After a century of existence, auto manufacturers are still here too. The issue
is how the industry has changed over time, and what their experience can teach
others. Auto manufacturers have increased output relentlessly through better
tooling, automation, and engineering advancements, while reducing labor
requirements to levels that would have been ridiculous even 10 years before.
And, they have done that for decades. Software has the same vectors of
improvement and shows a similar growth of form factors. Consumer software, as
it is now, is only ~40 years old. I think there is a lot of experience, and
lessons, that could translate from older industries, especially around the
handling of people, knowledge, and industry shifts. And, it might be wise to
avoid relearning some of their lessons the hard way.

------
penguindev
This was a good read. I don't have a degree and my wife stays home too. Enjoy
and save up while it lasts, most are not so fortunate.

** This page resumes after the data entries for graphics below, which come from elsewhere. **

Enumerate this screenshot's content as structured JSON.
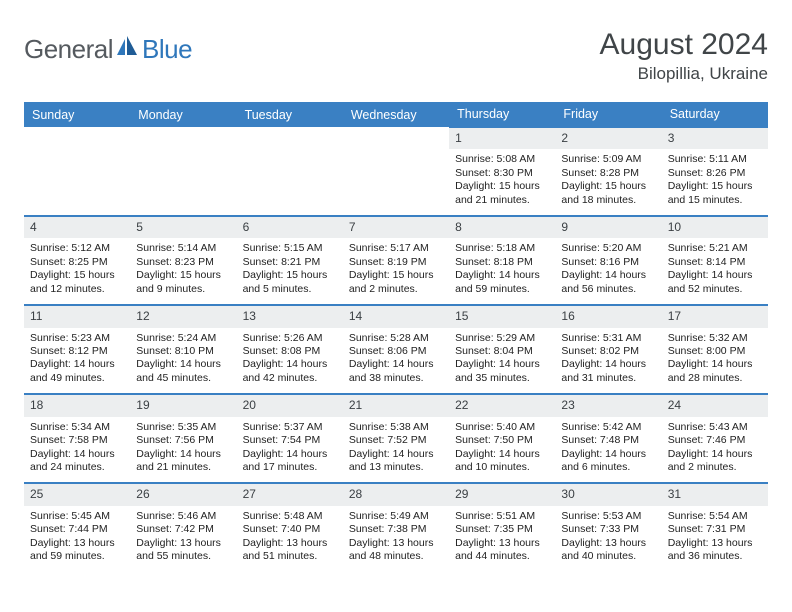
{
  "brand": {
    "word1": "General",
    "word2": "Blue"
  },
  "title": "August 2024",
  "location": "Bilopillia, Ukraine",
  "colors": {
    "header_bg": "#3a80c3",
    "header_fg": "#ffffff",
    "daynum_bg": "#eceeef",
    "row_border": "#3a80c3",
    "text": "#222222",
    "title": "#404548",
    "logo_gray": "#555a5f",
    "logo_blue": "#2f77bb"
  },
  "typography": {
    "title_fontsize": 30,
    "location_fontsize": 17,
    "dayhead_fontsize": 12.5,
    "body_fontsize": 10.5,
    "daynum_fontsize": 12
  },
  "day_headers": [
    "Sunday",
    "Monday",
    "Tuesday",
    "Wednesday",
    "Thursday",
    "Friday",
    "Saturday"
  ],
  "weeks": [
    [
      {
        "blank": true
      },
      {
        "blank": true
      },
      {
        "blank": true
      },
      {
        "blank": true
      },
      {
        "d": "1",
        "sr": "5:08 AM",
        "ss": "8:30 PM",
        "dl": "15 hours and 21 minutes."
      },
      {
        "d": "2",
        "sr": "5:09 AM",
        "ss": "8:28 PM",
        "dl": "15 hours and 18 minutes."
      },
      {
        "d": "3",
        "sr": "5:11 AM",
        "ss": "8:26 PM",
        "dl": "15 hours and 15 minutes."
      }
    ],
    [
      {
        "d": "4",
        "sr": "5:12 AM",
        "ss": "8:25 PM",
        "dl": "15 hours and 12 minutes."
      },
      {
        "d": "5",
        "sr": "5:14 AM",
        "ss": "8:23 PM",
        "dl": "15 hours and 9 minutes."
      },
      {
        "d": "6",
        "sr": "5:15 AM",
        "ss": "8:21 PM",
        "dl": "15 hours and 5 minutes."
      },
      {
        "d": "7",
        "sr": "5:17 AM",
        "ss": "8:19 PM",
        "dl": "15 hours and 2 minutes."
      },
      {
        "d": "8",
        "sr": "5:18 AM",
        "ss": "8:18 PM",
        "dl": "14 hours and 59 minutes."
      },
      {
        "d": "9",
        "sr": "5:20 AM",
        "ss": "8:16 PM",
        "dl": "14 hours and 56 minutes."
      },
      {
        "d": "10",
        "sr": "5:21 AM",
        "ss": "8:14 PM",
        "dl": "14 hours and 52 minutes."
      }
    ],
    [
      {
        "d": "11",
        "sr": "5:23 AM",
        "ss": "8:12 PM",
        "dl": "14 hours and 49 minutes."
      },
      {
        "d": "12",
        "sr": "5:24 AM",
        "ss": "8:10 PM",
        "dl": "14 hours and 45 minutes."
      },
      {
        "d": "13",
        "sr": "5:26 AM",
        "ss": "8:08 PM",
        "dl": "14 hours and 42 minutes."
      },
      {
        "d": "14",
        "sr": "5:28 AM",
        "ss": "8:06 PM",
        "dl": "14 hours and 38 minutes."
      },
      {
        "d": "15",
        "sr": "5:29 AM",
        "ss": "8:04 PM",
        "dl": "14 hours and 35 minutes."
      },
      {
        "d": "16",
        "sr": "5:31 AM",
        "ss": "8:02 PM",
        "dl": "14 hours and 31 minutes."
      },
      {
        "d": "17",
        "sr": "5:32 AM",
        "ss": "8:00 PM",
        "dl": "14 hours and 28 minutes."
      }
    ],
    [
      {
        "d": "18",
        "sr": "5:34 AM",
        "ss": "7:58 PM",
        "dl": "14 hours and 24 minutes."
      },
      {
        "d": "19",
        "sr": "5:35 AM",
        "ss": "7:56 PM",
        "dl": "14 hours and 21 minutes."
      },
      {
        "d": "20",
        "sr": "5:37 AM",
        "ss": "7:54 PM",
        "dl": "14 hours and 17 minutes."
      },
      {
        "d": "21",
        "sr": "5:38 AM",
        "ss": "7:52 PM",
        "dl": "14 hours and 13 minutes."
      },
      {
        "d": "22",
        "sr": "5:40 AM",
        "ss": "7:50 PM",
        "dl": "14 hours and 10 minutes."
      },
      {
        "d": "23",
        "sr": "5:42 AM",
        "ss": "7:48 PM",
        "dl": "14 hours and 6 minutes."
      },
      {
        "d": "24",
        "sr": "5:43 AM",
        "ss": "7:46 PM",
        "dl": "14 hours and 2 minutes."
      }
    ],
    [
      {
        "d": "25",
        "sr": "5:45 AM",
        "ss": "7:44 PM",
        "dl": "13 hours and 59 minutes."
      },
      {
        "d": "26",
        "sr": "5:46 AM",
        "ss": "7:42 PM",
        "dl": "13 hours and 55 minutes."
      },
      {
        "d": "27",
        "sr": "5:48 AM",
        "ss": "7:40 PM",
        "dl": "13 hours and 51 minutes."
      },
      {
        "d": "28",
        "sr": "5:49 AM",
        "ss": "7:38 PM",
        "dl": "13 hours and 48 minutes."
      },
      {
        "d": "29",
        "sr": "5:51 AM",
        "ss": "7:35 PM",
        "dl": "13 hours and 44 minutes."
      },
      {
        "d": "30",
        "sr": "5:53 AM",
        "ss": "7:33 PM",
        "dl": "13 hours and 40 minutes."
      },
      {
        "d": "31",
        "sr": "5:54 AM",
        "ss": "7:31 PM",
        "dl": "13 hours and 36 minutes."
      }
    ]
  ],
  "labels": {
    "sunrise": "Sunrise: ",
    "sunset": "Sunset: ",
    "daylight": "Daylight: "
  }
}
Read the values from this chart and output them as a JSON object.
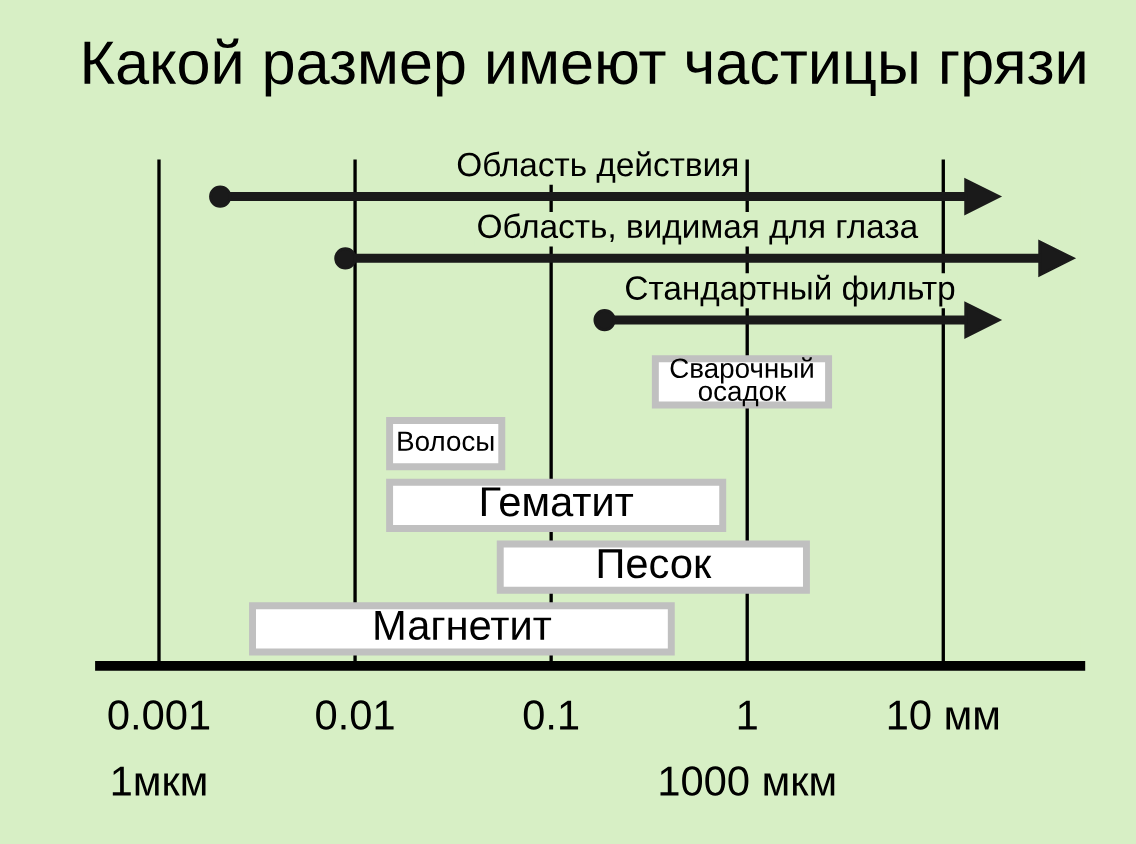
{
  "chart_data": {
    "type": "bar",
    "orientation": "horizontal",
    "title": "Какой размер имеют частицы грязи",
    "categories": [
      "Область действия",
      "Область, видимая для глаза",
      "Стандартный фильтр",
      "Сварочный\nосадок",
      "Волосы",
      "Гематит",
      "Песок",
      "Магнетит"
    ],
    "series": [
      {
        "color": "#1a1a1a",
        "line_style": "solid",
        "marker": "circle",
        "base": [
          0.0023,
          0.01,
          0.21,
          null,
          null,
          null,
          null,
          null
        ],
        "values": [
          13,
          31,
          12.8,
          null,
          null,
          null,
          null,
          null
        ]
      },
      {
        "color": "#ffffff",
        "base": [
          null,
          null,
          null,
          0.34,
          0.015,
          0.015,
          0.055,
          0.003
        ],
        "values": [
          null,
          null,
          null,
          2.26,
          0.041,
          0.735,
          1.95,
          0.407
        ]
      }
    ],
    "log": "x",
    "xlim": [
      0.0005,
      50
    ],
    "xticks": [
      {
        "value": 0.001,
        "label": "0.001\n1мкм"
      },
      0.01,
      0.1,
      {
        "value": 1,
        "label": "1\n1000 мкм"
      },
      {
        "value": 10,
        "label": "10 мм"
      }
    ],
    "grid": "x",
    "tick_labels": "x",
    "legend": false
  }
}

I think some blame for economic decline has to go toward world overcrowding
and fewer resources per capita, but I also agree that no profession stays on
top forever - although bankers sure give it a good run.

I'm wondering if the social/mobile/videogaming crazes are ever gonna burst.
It's hard for me to even visualize all the sectors that utilize programming.
Health Care, NSA spying, autonomous drones, genomics, ...

------
gailees
Also, I think between the hacker schools and 80k CS degrees, you failed to
mention that solution that lies right in between: hackathons.